Arrivano i fondi per i pozzi nella Piana del Cavaliere

Stop all'emergenza idrica nella Piana del Cavaliere, grazie ai fondi regionali per la realizzazione dei pozzi. Lo annuncia il consigliere regionale Lorenzo Berardinetti, che nei mesi scorsi ha lavorato d'intesa con le amministrazioni locali per arrivare a questo importante risultato. "La giunta regionale, ha adottato una specifica delibera che ha dato il via all'assegnazione di un contributo di 1 milione 200mila euro per la realizzazione delle opere necessarie ad affrontare e risolvere in maniera definitiva, l'emergenza legata alla grave crisi idrica della Piana del Cavaliere", ha precisato Berardinetti presidente della commissione attivita' produttive, "sono particolarmente soddisfatto di questo provvedimento che mi ha visto impegnato da diverso tempo.

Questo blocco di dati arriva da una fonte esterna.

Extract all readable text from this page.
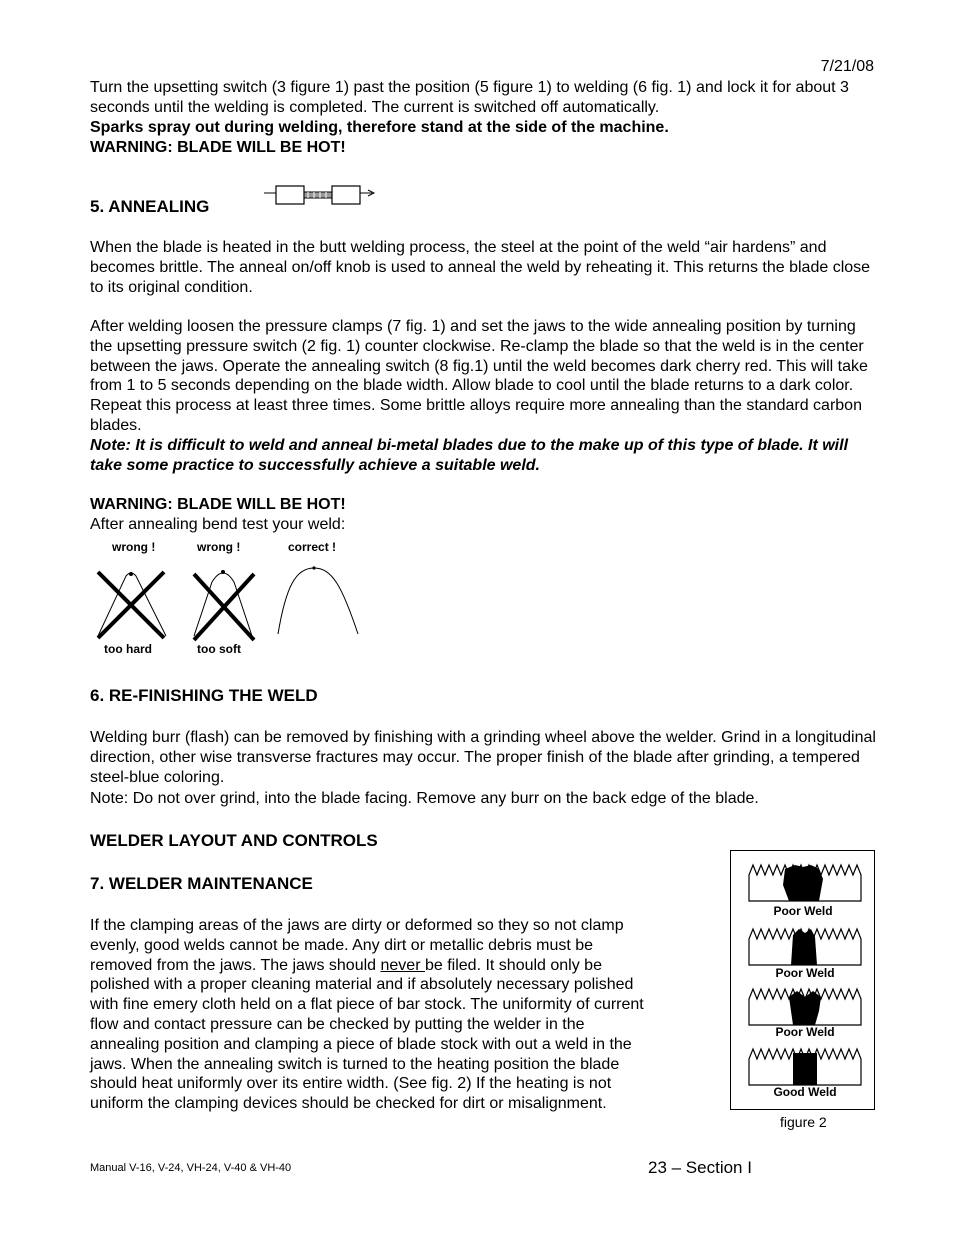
7/21/08

Turn the upsetting switch (3 figure 1) past the position (5 figure 1) to welding (6 fig. 1) and lock it for about 3 seconds until the welding is completed. The current is switched off automatically.

Sparks spray out during welding, therefore stand at the side of the machine.

WARNING: BLADE WILL BE HOT!

5. ANNEALING

When the blade is heated in the butt welding process, the steel at the point of the weld “air hardens” and becomes brittle. The anneal on/off knob is used to anneal the weld by reheating it. This returns the blade close to its original condition.

After welding loosen the pressure clamps (7 fig. 1) and set the jaws to the wide annealing position by turning the upsetting pressure switch (2 fig. 1) counter clockwise. Re-clamp the blade so that the weld is in the center between the jaws. Operate the annealing switch (8 fig.1) until the weld becomes dark cherry red. This will take from 1 to 5 seconds depending on the blade width. Allow blade to cool until the blade returns to a dark color. Repeat this process at least three times. Some brittle alloys require more annealing than the standard carbon blades.

Note: It is difficult to weld and anneal bi-metal blades due to the make up of this type of blade. It will take some practice to successfully achieve a suitable weld.

WARNING: BLADE WILL BE HOT!

After annealing bend test your weld:

wrong !	wrong !	correct !
too hard	too soft
6. RE-FINISHING THE WELD

Welding burr (flash) can be removed by finishing with a grinding wheel above the welder. Grind in a longitudinal direction, other wise transverse fractures may occur. The proper finish of the blade after grinding, a tempered steel-blue coloring.

Note: Do not over grind, into the blade facing. Remove any burr on the back edge of the blade.

WELDER LAYOUT AND CONTROLS
7. WELDER MAINTENANCE
If the clamping areas of the jaws are dirty or deformed so they so not clamp
evenly, good welds cannot be made. Any dirt or metallic debris must be
removed from the jaws. The jaws should never be filed. It should only be
polished with a proper cleaning material and if absolutely necessary polished
with fine emery cloth held on a flat piece of bar stock. The uniformity of current
flow and contact pressure can be checked by putting the welder in the
annealing position and clamping a piece of blade stock with out a weld in the
jaws. When the annealing switch is turned to the heating position the blade
should heat uniformly over its entire width. (See fig. 2) If the heating is not
uniform the clamping devices should be checked for dirt or misalignment.
Poor Weld
Poor Weld
Poor Weld
Good Weld
figure 2
Manual V-16, V-24, VH-24, V-40 & VH-40	23 – Section I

Molteplici infatti sono stati gli incontri che ho avuto con gli amministrazioni locali, con i tecnici dall'Ente regionale per il sistema idrico e con il Consorzio Acquedottistico marsicano con il quale ho condiviso le linee guida e con i quali ci siamo confrontati su quali misure adottare per giungere al piu' presto a una soluzione ottimale da adottare". Nei mesi scorsi il problema dell'approvvigionamento idrico si e' fatto sentire in maniera pesante nella Piana del Cavaliere e intere famiglie per diversi giorni sono rimasti con i rubinetti a secco. "Queste risorse messe a disposizione dalla Regione Abruzzo serviranno alla realizzazione di nuovi campi pozzi con i relativi collegamenti tra serbatoi e reti idriche esistenti e per rendere le nuove opere interconnesse con il sistema acquedottistico assicurando cosi la fornitura di acqua potabile ed evitare il ripetersi della crisi di indisponibilita' idrica che da anni interessa la Piana del Cavaliere", ha concluso Berardinetti, "lo stanziamento, che rappresenta un grande passo in avanti per la soluzione di questo problema, e' parte di economie residue sui fondi dell'ex Cassa del Mezzogiorno e sono disponibili gia' a partire dal prossimo esercizio finanziario 2018".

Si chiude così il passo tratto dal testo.